Agentic AI in the spotlight at World Agri‑Tech as industry grapples with new power dynamics

The mood at World Agri‑Tech suggested a sector on the cusp of autonomous decision-making.
The mood at World Agri‑Tech suggested a sector on the cusp of autonomous decision-making. (Getty Images)

At San Francisco’s flagship ag innovation summit, excitement over agentic AI mixed with urgency around data quality, decision intelligence, and the shifting role of human expertise

The mood at the World Agri-Tech Innovation Summit in San Francisco was unmistakable: agentic AI has arrived, and the global ag-food sector is bracing for a consequential shift.

Across panel discussions, private roundtables, and corridor conversations, anticipation and enthusiasm ran high, as speakers framed agentic AI as a transformative force capable of unlocking new frontiers of agricultural innovation and reshaping decision-making across the value chain.

Beneath the excitement, however, was a clear recognition that agentic AI may shift power dynamics in agriculture, from how decisions are made to who makes them, prompting serious discussions about governance, data stewardship, and responsible deployment.

Decision intelligence in agri-food

Speaking to AgTechNavigator, Shail Khiyara, CEO of SWARM Engineering, a platform that uses advanced agentic AI to automate agricultural decision-making, said the industry’s AI conversation is still too narrow.

“Everyone wants to talk about AI,” he said. ”But not enough people are talking about agentic AI or decision intelligence, which is where the real transformation is beginning.”

He pointed out that most discussions remain anchored in data, data quality, autonomy, and cleaning, rather than the next leap: how AI agents turn that data into decisions and automated actions.

“Decision intelligence is not well understood,” he added. “We are still seeing critical systems and decisions being made from and on Excel spreadsheets, making avoidable errors.”

From months to minutes: Decision intelligence in action

To illustrate the impact of agentic automation, Khiyara pointed to the largest berry producer in Peru.

The company must coordinate the hiring and movement of around 10,000 seasonal workers daily across a region vulnerable to natural disasters and logistical disruptions, an operational planning problem that previously took months.

With AI agents and decision intelligence,” he said, “they are able to do that within minutes.”

Shail Khiyara: “Everyone wants to talk about AI. But not enough people are talking about agentic AI or decision intelligence, which is where the real transformation is beginning.”
Shail Khiyara: “Everyone wants to talk about AI. But not enough people are talking about agentic AI or decision intelligence, which is where the real transformation is beginning.” (Shail Khiyara/SWARM Engineering)

Why volatility is exposing a decision problem, not a data problem

Khiyara argued that the rapid rise in global agricultural volatility, from climate disruptions to tariffs, to price fluctuations, freight uncertainty and geopolitical shocks, is exposing a deeper issue.

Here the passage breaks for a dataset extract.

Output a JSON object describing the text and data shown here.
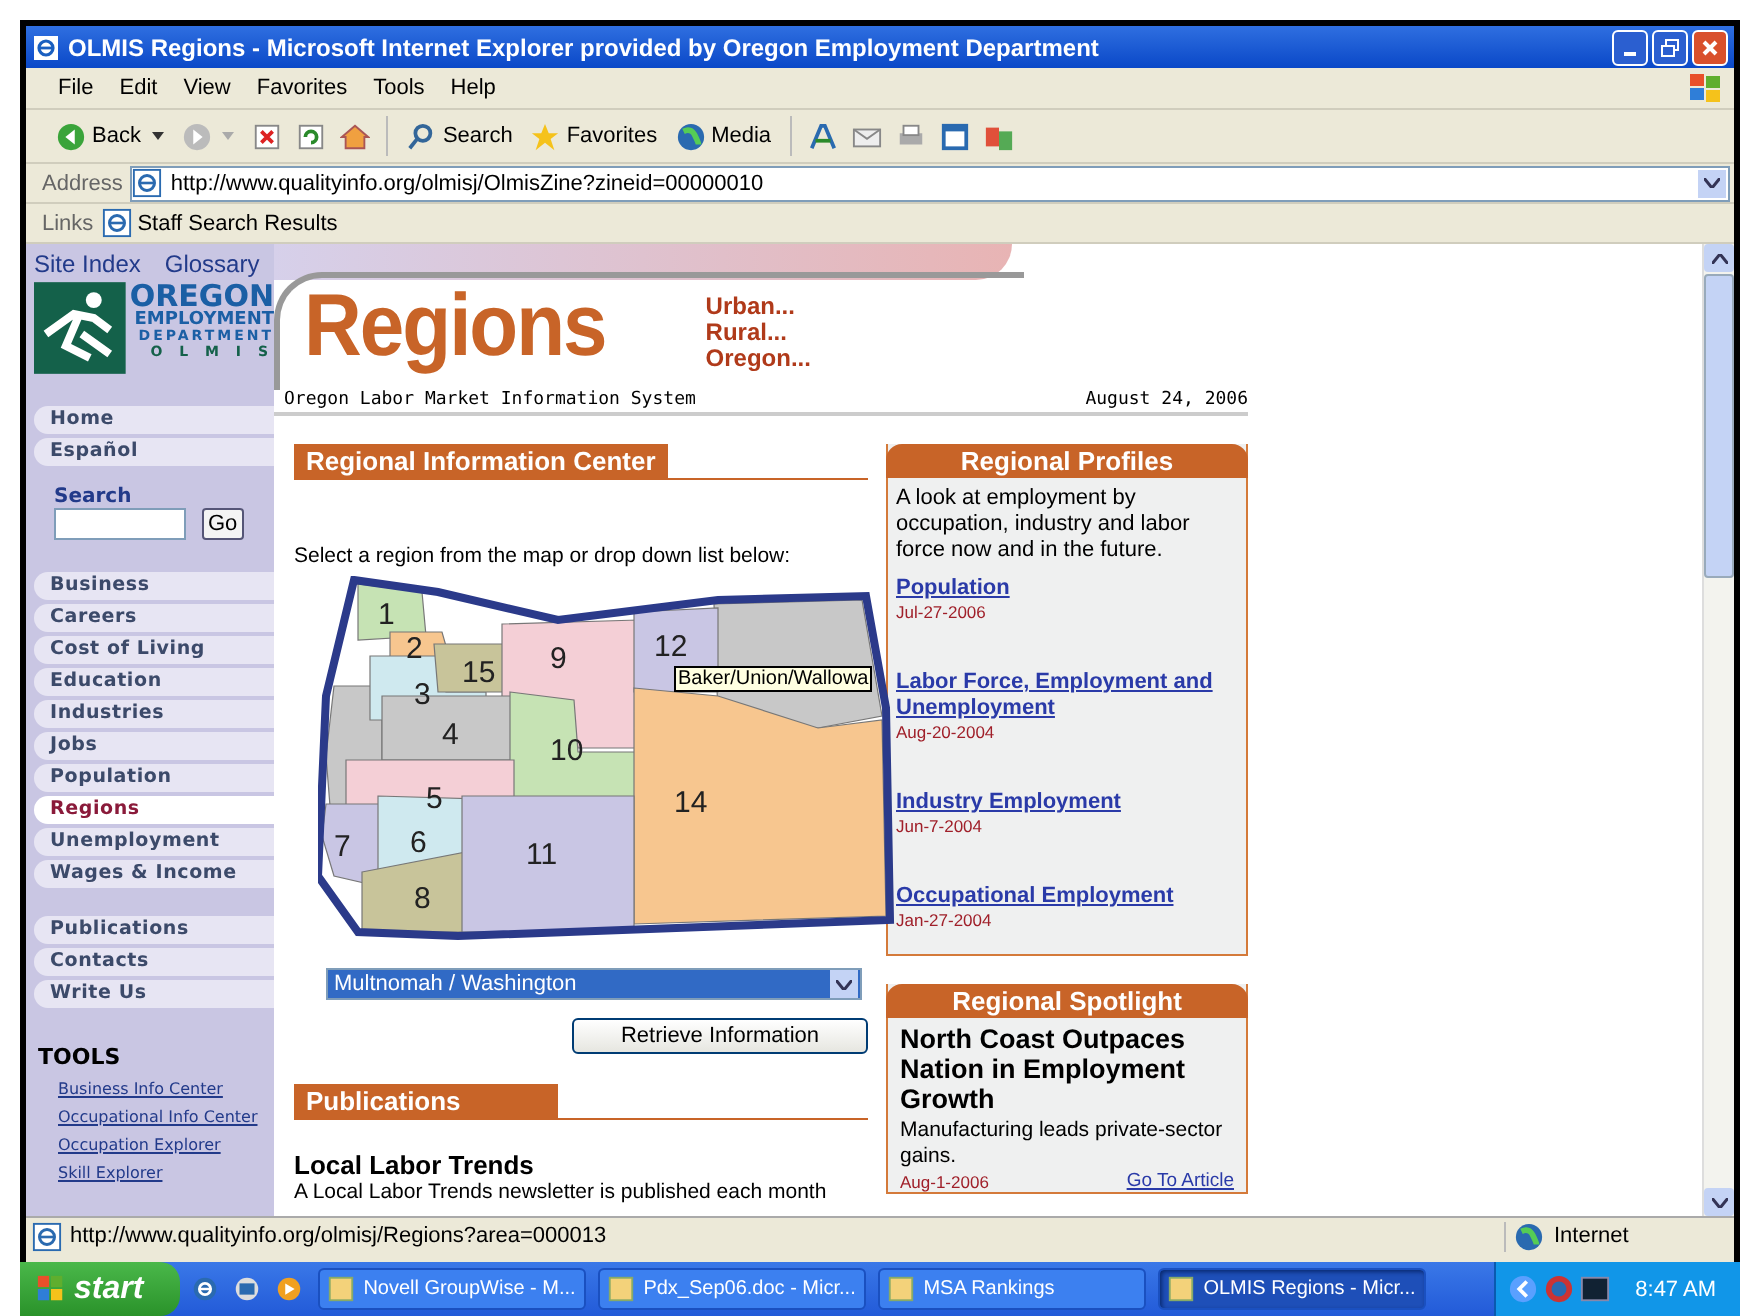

The constraint is not just access to data. It’s the ability to turn that data into decisions fast enough to matter – grounded in the realities of the ag food system and ontology.

“If you’re operating in volatility, trying to do more with less, and facing the kind of margin pressure we are seeing across fertiliser and grain companies, the issue isn’t whether you have data. It’s whether you can act on it in time.” he said.

He added that this is why AI is shifting from optional to essential, not as another layer of analytics, but as a core capability that protects margins by enabling faster, more precise decisions in constantly changing conditions.

The three barriers holding AI back

Despite the momentum, three themes keep surfacing in the conversation around AI adoption. ,

  1. Data quality remains top of mind.
  2. Trust and governance are critical, with organizations demanding transparency in how decisions are made.
  3. But the third barrier is less discussed and more limiting. Imagination.   

“The ability to think about what AI can actually do for me is still a challenge,” Khiyara said.

Many agri-food firms continue to rely on deeply embedded, experience-driven knowledge held by long-tenured operators. That knowledge drives decisions, but it is rarely structured, codified, or scalable.

As a result, AI remains underutilized, not because the data isn’t there, but because organizations have not yet translated their operations into a form AI can act on.

“The more data you have,” he added, “the more value emerges in places you weren’t even looking.”